Resets when ball falls of beam.


BallBeamSetpointEnv

The agent's job is to keep the ball's position as close as possible to a setpoint.

Parameters

  • timestep - Length of a timestep.
  • setpoint - Ball setpoint position on beam (None for random).
  • beam_length - Length of beam.
  • max_angle - Max/min angle of beam.

Observation Space:

  • Beam angle
  • Ball position
  • Ball velocity
  • Setpoint position

Action Space:

  • Beam angle

Rewards

At each timestep the agent is rewarded with the squared proximity between the ball and the setpoint:

reward = (1 - (setpoint - ball_position)/beam_length)^2.

Reset

Resets when ball falls of beam.


API

The environments use the same API and inherits from OpenAI gyms.

  • step(action) - Simulate one timestep.
  • reset() - Reset environment to start conditions.
  • render() - Visualize one timestep.
  • seed(seed) - Make environment deterministic.

Example: PID Controller

import gym
import ballbeam_gym

# pass env arguments as kwargs
kwargs = {'time_step': 0.05, 
          'setpoint': 0.4,
          'beam_length': 1.0,
          'max_angle': 0.2}

# create env
env = gym.make('BallBeamSetpoint-v0', **kwargs)

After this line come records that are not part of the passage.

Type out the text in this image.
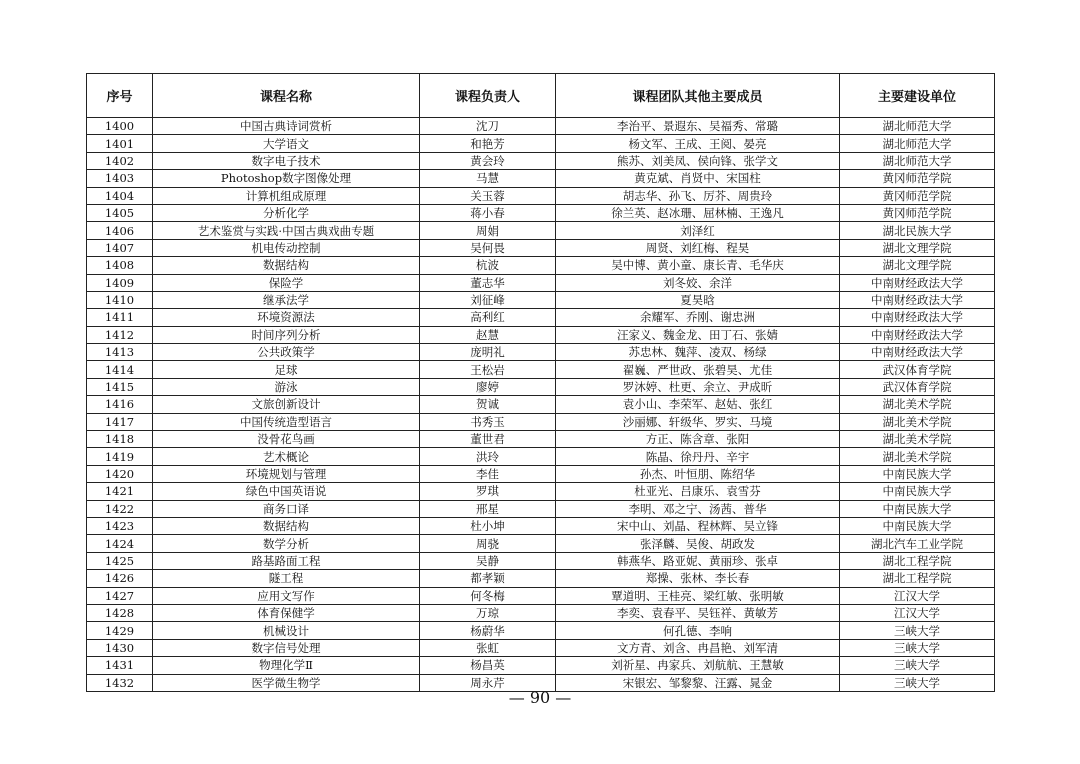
序号	课程名称	课程负责人	课程团队其他主要成员	主要建设单位
1400	中国古典诗词赏析	沈刀	李治平、景遐东、吴福秀、常璐	湖北师范大学
1401	大学语文	和艳芳	杨文军、王成、王阅、晏亮	湖北师范大学
1402	数字电子技术	黄会玲	熊苏、刘美凤、侯向锋、张学文	湖北师范大学
1403	Photoshop数字图像处理	马慧	黄克斌、肖贤中、宋国柱	黄冈师范学院
1404	计算机组成原理	关玉蓉	胡志华、孙飞、厉芥、周贵玲	黄冈师范学院
1405	分析化学	蒋小春	徐兰英、赵冰珊、屈林楠、王逸凡	黄冈师范学院
1406	艺术鉴赏与实践·中国古典戏曲专题	周娟	刘泽红	湖北民族大学
1407	机电传动控制	吴何畏	周贤、刘红梅、程昊	湖北文理学院
1408	数据结构	杭波	吴中博、黄小童、康长青、毛华庆	湖北文理学院
1409	保险学	董志华	刘冬姣、余洋	中南财经政法大学
1410	继承法学	刘征峰	夏昊晗	中南财经政法大学
1411	环境资源法	高利红	余耀军、乔刚、谢忠洲	中南财经政法大学
1412	时间序列分析	赵慧	汪家义、魏金龙、田丁石、张婧	中南财经政法大学
1413	公共政策学	庞明礼	苏忠林、魏萍、凌双、杨绿	中南财经政法大学
1414	足球	王松岩	翟巍、严世政、张碧昊、尤佳	武汉体育学院
1415	游泳	廖婷	罗沐婷、杜更、余立、尹成昕	武汉体育学院
1416	文旅创新设计	贺诚	袁小山、李荣军、赵姑、张红	湖北美术学院
1417	中国传统造型语言	书秀玉	沙丽娜、轩级华、罗实、马境	湖北美术学院
1418	没骨花鸟画	董世君	方正、陈含章、张阳	湖北美术学院
1419	艺术概论	洪玲	陈晶、徐丹丹、辛宇	湖北美术学院
1420	环境规划与管理	李佳	孙杰、叶恒朋、陈绍华	中南民族大学
1421	绿色中国英语说	罗琪	杜亚光、吕康乐、袁雪芬	中南民族大学
1422	商务口译	邢星	李明、邓之宁、汤茜、普华	中南民族大学
1423	数据结构	杜小坤	宋中山、刘晶、程林辉、吴立锋	中南民族大学
1424	数学分析	周骁	张泽麟、吴俊、胡政发	湖北汽车工业学院
1425	路基路面工程	吴静	韩燕华、路亚妮、黄丽珍、张卓	湖北工程学院
1426	隧工程	都孝颖	郑操、张林、李长春	湖北工程学院
1427	应用文写作	何冬梅	覃道明、王桂亮、梁红敏、张明敏	江汉大学
1428	体育保健学	万琼	李奕、袁春平、吴钰祥、黄敏芳	江汉大学
1429	机械设计	杨蔚华	何孔德、李响	三峡大学
1430	数字信号处理	张虹	文方青、刘含、冉昌艳、刘军清	三峡大学
1431	物理化学Ⅱ	杨昌英	刘祈星、冉家兵、刘航航、王慧敏	三峡大学
1432	医学微生物学	周永芹	宋银宏、邹黎黎、汪露、晁金	三峡大学
— 90 —
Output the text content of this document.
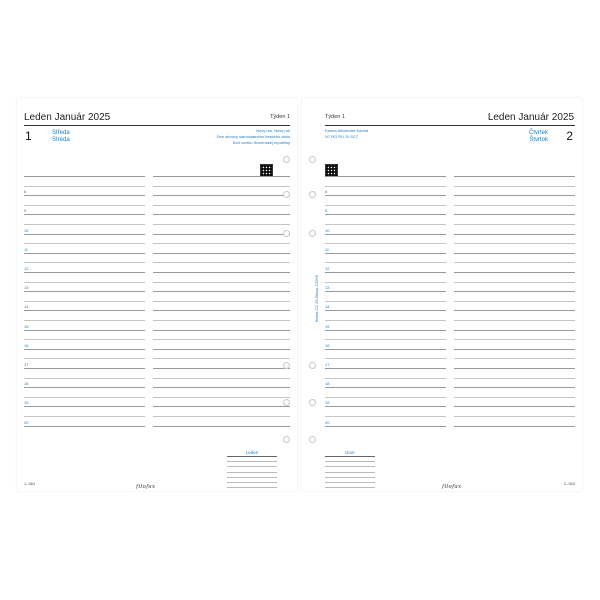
Leden Január 2025	Týden 1
1	Středa
Streda
Nový rok, Nový rok
Den obnovy samostatného českého státu
Deň vzniku Slovenskej republiky
8
9
10
11
12
13
14
15
16
17
18
19
20
Leden
1–364
filofax
Leden Január 2025
Týden 1
2
Čtvrtek
Štvrtok
Karina Alexandra Karina
N7 RO RU SI SCT
8
9
10
11
12
13
14
15
16
17
18
19
20
Únor
2–363
filofax
filofax CZ 25-68xxx-CZ/SK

# constants for PID calculation
Kp = 2.0
Kd = 1.0

# simulate 1000 steps
for i in range(1000):   
    # control theta with a PID controller
    theta = Kp*(env.bb.x - env.setpoint) + Kd*(env.bb.v)
    obs, reward, done, info = env.step(theta)
    env.render()

Example: Reinforcement Learning

import gym
import ballbeam_gym
from stable_baselines.common.policies import MlpPolicy
from stable_baselines.common.vec_env import DummyVecEnv
from stable_baselines import PPO2

# pass env arguments as kwargs
kwargs = {'time_step': 0.05, 
          'setpoint': 0.4,
          'beam_length': 1.0,
          'max_angle': 0.2}

# create env
#env = gym.make('BallBeamBalance-v0', **kwargs)
env = gym.make('BallBeamSetpoint-v0', **kwargs)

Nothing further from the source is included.